Le grand fabuliste Jean de La Fontaine utilisait souvent les animaux pour enseigner des leçons de vie aux enfants. Chaque animal, soigneusement sélectionné en fonction de ses qualités supposées, était ensuite mis au service d'un poème relatant une histoire qui contenait une morale. Attribuant à chaque protagoniste animal une personnalité aux défauts bien humains, les faisant interagir par la parole, les Fables de La Fontaine sont, en quelques sortes, les ancêtres de beaucoup de films animaliers pour enfants. Quoi de plus attachant qu'une boule de poil qui parle? Malheureusement, les idées véhiculées dans ces films n'ont plus grand chose à voir avec les histoires illustrées de l'écrivain...

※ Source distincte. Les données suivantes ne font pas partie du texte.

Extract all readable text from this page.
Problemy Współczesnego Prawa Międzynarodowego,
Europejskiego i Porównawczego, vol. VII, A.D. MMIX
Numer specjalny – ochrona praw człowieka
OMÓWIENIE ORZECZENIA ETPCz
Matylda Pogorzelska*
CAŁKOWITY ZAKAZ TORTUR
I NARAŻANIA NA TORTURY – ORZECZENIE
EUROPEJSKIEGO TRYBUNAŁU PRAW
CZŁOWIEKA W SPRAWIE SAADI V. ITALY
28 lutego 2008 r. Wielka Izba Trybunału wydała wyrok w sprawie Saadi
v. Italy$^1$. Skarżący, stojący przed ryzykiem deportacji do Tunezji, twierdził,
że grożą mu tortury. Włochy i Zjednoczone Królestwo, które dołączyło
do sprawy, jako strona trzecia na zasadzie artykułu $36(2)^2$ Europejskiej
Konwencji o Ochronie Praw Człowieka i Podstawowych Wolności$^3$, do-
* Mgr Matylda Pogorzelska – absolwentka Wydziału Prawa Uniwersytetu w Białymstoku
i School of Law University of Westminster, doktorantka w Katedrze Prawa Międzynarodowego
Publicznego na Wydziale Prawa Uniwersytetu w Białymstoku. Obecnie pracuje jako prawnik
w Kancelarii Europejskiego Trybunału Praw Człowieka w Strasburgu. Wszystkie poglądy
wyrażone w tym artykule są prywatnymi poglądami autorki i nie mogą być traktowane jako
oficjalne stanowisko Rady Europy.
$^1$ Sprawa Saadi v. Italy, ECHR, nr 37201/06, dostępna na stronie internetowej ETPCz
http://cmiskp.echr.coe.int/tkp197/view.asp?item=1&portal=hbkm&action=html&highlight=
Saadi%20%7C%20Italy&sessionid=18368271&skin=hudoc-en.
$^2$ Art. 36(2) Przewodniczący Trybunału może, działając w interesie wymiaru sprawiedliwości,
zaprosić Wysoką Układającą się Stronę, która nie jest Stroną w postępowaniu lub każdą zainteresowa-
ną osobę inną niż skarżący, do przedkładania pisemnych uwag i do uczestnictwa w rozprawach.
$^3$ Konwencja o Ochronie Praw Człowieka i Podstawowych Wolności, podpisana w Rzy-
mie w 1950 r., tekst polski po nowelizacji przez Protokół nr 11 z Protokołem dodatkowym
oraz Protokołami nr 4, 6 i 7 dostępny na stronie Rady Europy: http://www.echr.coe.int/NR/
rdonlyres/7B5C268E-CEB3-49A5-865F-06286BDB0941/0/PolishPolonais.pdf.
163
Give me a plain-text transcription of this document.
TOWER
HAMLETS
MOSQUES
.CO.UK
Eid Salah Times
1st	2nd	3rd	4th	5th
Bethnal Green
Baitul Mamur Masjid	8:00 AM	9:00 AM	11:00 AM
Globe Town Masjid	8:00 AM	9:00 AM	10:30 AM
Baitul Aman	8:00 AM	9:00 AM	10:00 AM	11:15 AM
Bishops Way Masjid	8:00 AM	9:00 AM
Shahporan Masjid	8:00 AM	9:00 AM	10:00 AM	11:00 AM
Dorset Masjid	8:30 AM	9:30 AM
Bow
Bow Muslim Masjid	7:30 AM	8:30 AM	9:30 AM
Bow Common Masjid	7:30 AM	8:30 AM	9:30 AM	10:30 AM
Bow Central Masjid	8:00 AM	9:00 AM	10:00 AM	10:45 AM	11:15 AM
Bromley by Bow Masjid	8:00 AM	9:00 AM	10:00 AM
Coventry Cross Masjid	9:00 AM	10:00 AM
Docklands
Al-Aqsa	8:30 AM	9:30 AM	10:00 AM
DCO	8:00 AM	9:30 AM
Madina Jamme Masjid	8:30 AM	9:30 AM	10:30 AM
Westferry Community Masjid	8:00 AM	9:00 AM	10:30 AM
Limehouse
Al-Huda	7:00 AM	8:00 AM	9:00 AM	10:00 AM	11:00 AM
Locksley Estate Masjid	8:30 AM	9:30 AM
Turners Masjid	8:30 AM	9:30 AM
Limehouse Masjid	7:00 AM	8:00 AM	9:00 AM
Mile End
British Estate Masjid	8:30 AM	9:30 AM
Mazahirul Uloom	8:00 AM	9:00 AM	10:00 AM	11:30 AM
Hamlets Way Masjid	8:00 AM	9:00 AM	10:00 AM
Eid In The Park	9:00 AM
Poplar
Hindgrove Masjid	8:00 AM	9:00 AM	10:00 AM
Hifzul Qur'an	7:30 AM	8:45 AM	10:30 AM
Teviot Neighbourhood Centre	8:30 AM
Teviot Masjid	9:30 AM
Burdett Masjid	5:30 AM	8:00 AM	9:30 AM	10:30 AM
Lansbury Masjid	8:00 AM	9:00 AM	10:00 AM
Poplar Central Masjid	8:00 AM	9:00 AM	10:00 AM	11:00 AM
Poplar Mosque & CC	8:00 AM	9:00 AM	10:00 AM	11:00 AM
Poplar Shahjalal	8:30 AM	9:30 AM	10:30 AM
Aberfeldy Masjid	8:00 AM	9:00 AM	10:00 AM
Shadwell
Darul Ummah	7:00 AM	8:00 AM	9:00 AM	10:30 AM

Peut-être parce qu'ils sont désormais plus souvent soumis à la télévision poubelle qu'aux livres, les enfants d'aujourd'hui n'ont, semble-t-il, plus l'occasion d'apprendre, par les outils culturels, de quoi le monde est fait et quelles sont les valeurs morales de leur société (quoi que l'on peut se demander si la société du prêt-à-jeter n'en a pas profité pour jeter du même coup ses valeurs morales par la fenêtre, auquel cas, il n'y aurait effectivement rien à apprendre... mais c'est un autre débat). Les animaux parlants sont toujours à la mode cependant et vendredi, un nouveau film insipide est venu s'ajouter à la liste. Zookeeper, un film qui ignore le public auquel il s'adresse, utilise des lions parlants pour montrer à une génération d'enfants, comment séduire un partenaire du sexe opposé... Malaise.

Dans la même lignée, l'an dernier, Marmaduke nous racontait l'histoire d'un chien qui, fraîchement déménagé avec sa famille dans le superficiel comté d'Orange en Californie, a de la difficulté à trouver sa place. À la manière d'un film pour ado, le « p'tit nouveau » réussira à séduire la fille (chienne) et à devenir le roi du bal (parc). C'est à se demander comment les « créateurs » d'un tel film ont pu croire que l'utilisation d'animaux parlants aurait pu suffire à renouveler une histoire aussi usée... D'autant plus que le public interpellé par la prémisse, le groupe d'âge situé entre onze et seize ans, n'en a plus rien à faire des boules de poils parlantes. Cela peut également expliquer le cuisant échec subi par le film au box-office (à peine 84 millions $ à l'échelle planétaire).